Life's full of difficult choices, and sadly enough this is a fact about it not everyone understands. This year I was again faced with the choice between my future career and a shot at finding out what I was made of, what my place in the world should or could be, and spending another three years back in Oslo with my family and friends. I made the choice, and I still have left to see if it was the right one. What I've gained I know, that being a chance to get the profession I want and exploring a new culture, but the inventory of what I've lost these past 6 months still remains to be written. Some people reacted with less than understanding to my choice, perhaps reflecting more their self interest than what's best for me, and I was surprised at the low level of selflessness I encountered in the people who were closest to me. A journey out of your natural circumstances and environment certainly puts your relationships to the test, but the good ones are supposed to be able to withstand such trials. Think of absences like these like a filter, if that's the right metaphor, through which only the purer and stronger relationships can get through. It is entirely possible that I'll return to Norway with a full filter and absolutely nothing on the other side, and that is a possibility I have to face. I'll have to accept that, and eventually move on to my future life, leaving behind the people that weren't real enough to hold on.
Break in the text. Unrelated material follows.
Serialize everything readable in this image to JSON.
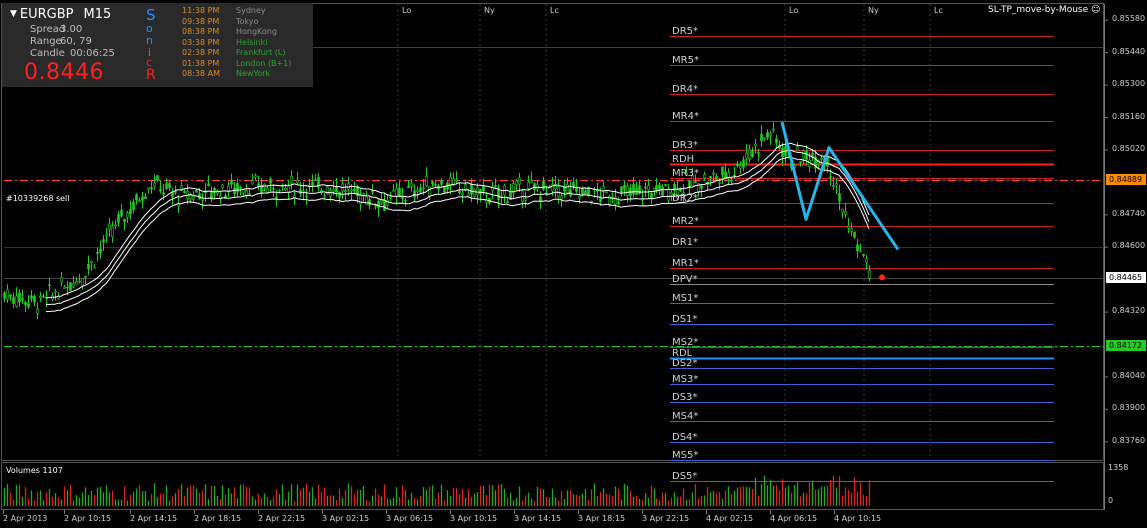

It's scary, though. At one point I might have to realize that I have absolutely nothing, absolutely nothing to show for nearly 20 years of life, nothing but a dream of a future and my own, shattered self to build from. Dreams are all good, but they won't support you when that's what you need the most. That's why I truly hope what will meet me on that airport in Norway, or wherever while I'm there, will be those true friends that I idealize will be there. And family, don't forget family, I love them and hope the feeling's still mutual despite my many faults. I hope.

"I just poured my heart out
there's bits of it on the floor
And I take what's left of it and rinse it under cold water."

Labels:

2 Comments:

At 11:25 PM, Anonymous Anonymous said...

Hello my friend! How was the fligth? I'm sitting in east tonight... are you comming?? :)

 
At 11:12 PM, Anonymous Anonymous said...

jeg vil treffe deg, men du er ganske vanskelig å få tak i.. du har nummeret mitt eller kan finne det. send meg en melding eller pling meg!